For the sake of simplicity, I'll assume the rocket starts off due east, and quickly climbs and accelerates into orbit. It then turns off it's engines and coasts along it's orbit. We'll ignore that first bit, and think about what happens once it's 150km above Iceland and heading due east.
The first thing to realise is that, as far as something in orbit is concerned, there is nothing special about Iceland. Or the north pole, or the equator or anything else. The only thing that makes these points special is that the earth rotates around it's axis, but once the ship is in orbit it doesn't matter how the planet rotates below it. So lets forget about the rotation of the earth for a minute. Now all points on the surface are the same, and you can launch from any one, in any direction, and you'll end up in an orbit around the planet. If you launch east from Iceland, you'll end up in this orbit (viewed edge on):

Image adapted from www.webglearth.com
If we turn the globe to look straight at Iceland, you can see how an orbit can pass through Iceland going east and still be centred on Earth's centre of mass. If we take that same orbit and draw it on a map of the Earth, it would have the familiar sinusoidal shape we associate with inclined orbits. That's just what happens when you draw a circle on a globe, then unwrap it in the (actually slightly odd) way we traditionally unwrap a sphere to make a flat map.

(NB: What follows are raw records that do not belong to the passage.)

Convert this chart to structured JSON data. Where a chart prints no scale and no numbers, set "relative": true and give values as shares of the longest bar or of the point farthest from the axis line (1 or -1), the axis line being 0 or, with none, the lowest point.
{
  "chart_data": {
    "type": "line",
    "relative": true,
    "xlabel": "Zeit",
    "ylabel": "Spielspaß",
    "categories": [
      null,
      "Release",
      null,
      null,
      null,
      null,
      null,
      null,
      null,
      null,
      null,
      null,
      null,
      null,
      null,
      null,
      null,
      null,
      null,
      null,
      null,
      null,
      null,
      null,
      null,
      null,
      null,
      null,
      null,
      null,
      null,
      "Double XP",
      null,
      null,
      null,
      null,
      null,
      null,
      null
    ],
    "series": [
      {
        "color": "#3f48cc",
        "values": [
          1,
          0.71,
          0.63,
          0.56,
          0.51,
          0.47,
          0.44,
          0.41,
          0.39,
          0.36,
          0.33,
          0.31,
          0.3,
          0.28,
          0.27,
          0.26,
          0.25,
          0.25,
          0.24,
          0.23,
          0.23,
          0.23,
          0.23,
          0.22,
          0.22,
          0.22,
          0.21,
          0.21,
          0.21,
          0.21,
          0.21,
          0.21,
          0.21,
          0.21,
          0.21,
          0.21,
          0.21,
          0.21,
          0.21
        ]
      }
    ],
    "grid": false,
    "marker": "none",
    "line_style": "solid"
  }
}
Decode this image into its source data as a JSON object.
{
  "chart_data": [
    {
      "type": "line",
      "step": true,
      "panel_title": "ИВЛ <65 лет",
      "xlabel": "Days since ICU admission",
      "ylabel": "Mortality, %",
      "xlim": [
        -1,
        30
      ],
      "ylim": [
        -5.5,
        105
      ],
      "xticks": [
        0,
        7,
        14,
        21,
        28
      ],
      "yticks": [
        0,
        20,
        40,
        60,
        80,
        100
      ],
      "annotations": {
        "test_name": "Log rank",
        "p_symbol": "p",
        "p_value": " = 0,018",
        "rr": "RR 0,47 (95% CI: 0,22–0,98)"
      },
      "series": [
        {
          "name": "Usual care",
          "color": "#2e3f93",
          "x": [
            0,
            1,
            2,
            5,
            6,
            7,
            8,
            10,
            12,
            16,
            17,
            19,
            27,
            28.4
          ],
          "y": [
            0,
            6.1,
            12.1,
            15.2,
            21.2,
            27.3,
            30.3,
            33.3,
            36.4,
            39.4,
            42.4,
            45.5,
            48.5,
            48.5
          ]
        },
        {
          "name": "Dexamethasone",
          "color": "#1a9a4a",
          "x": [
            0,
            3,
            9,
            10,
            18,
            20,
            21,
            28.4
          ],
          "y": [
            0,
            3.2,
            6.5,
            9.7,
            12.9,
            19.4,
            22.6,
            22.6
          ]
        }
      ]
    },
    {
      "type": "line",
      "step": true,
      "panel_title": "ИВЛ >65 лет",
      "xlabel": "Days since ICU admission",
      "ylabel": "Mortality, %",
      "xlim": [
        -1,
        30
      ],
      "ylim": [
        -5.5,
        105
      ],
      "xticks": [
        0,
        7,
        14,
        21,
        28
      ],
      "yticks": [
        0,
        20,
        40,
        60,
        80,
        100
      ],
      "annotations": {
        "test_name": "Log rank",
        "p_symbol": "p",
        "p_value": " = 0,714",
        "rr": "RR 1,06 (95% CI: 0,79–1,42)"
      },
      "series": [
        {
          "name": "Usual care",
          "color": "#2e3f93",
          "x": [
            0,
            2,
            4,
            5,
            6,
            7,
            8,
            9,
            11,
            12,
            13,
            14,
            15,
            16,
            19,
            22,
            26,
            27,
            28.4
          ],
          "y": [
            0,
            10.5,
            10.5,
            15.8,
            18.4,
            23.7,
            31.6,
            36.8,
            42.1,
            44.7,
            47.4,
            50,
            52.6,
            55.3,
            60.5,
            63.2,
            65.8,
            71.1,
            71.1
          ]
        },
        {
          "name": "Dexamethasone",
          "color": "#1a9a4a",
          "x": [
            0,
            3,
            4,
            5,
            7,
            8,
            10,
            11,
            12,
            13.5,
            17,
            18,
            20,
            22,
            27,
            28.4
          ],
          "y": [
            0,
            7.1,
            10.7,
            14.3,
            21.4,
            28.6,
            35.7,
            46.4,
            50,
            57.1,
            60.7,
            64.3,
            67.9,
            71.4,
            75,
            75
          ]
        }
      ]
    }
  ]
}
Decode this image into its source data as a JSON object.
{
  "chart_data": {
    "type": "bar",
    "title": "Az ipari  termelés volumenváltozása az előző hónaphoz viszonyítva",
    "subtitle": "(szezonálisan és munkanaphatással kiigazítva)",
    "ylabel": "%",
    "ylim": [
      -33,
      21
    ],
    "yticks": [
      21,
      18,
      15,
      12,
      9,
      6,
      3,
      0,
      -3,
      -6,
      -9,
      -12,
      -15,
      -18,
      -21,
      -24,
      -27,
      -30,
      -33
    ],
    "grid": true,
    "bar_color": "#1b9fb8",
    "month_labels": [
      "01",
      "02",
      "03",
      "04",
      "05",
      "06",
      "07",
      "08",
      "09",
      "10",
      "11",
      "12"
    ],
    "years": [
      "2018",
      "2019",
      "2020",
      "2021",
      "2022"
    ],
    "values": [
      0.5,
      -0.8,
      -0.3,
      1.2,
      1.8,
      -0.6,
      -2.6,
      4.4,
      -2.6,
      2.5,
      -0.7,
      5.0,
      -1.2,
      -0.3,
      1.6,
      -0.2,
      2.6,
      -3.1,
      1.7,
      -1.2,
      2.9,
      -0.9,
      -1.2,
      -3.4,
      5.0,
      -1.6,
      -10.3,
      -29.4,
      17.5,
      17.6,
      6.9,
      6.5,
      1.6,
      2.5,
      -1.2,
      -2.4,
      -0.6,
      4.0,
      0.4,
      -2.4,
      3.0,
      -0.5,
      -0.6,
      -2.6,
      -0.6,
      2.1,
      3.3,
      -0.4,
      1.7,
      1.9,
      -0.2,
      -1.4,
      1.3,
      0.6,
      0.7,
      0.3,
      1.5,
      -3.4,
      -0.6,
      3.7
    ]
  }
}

So we were ignoring the planet's rotation there. What happens if we put that back in? Very little changes. Because the planet is rotating, Iceland is moving eastwards fairly fast, we can take advantage of that to make the rocket launch easier. Let's assume that we launch in the same direction, achieve the same speed, but use a little less fuel doing so. The second change is that once the ship is up in orbit, the planet rotates underneath it. If you look back at the picture above, you can imagine the planet rotating about it's axis, and the orbit staying put. When we flatten out the globe to make a map, this means the sinusoidal shape seems to move across the earth.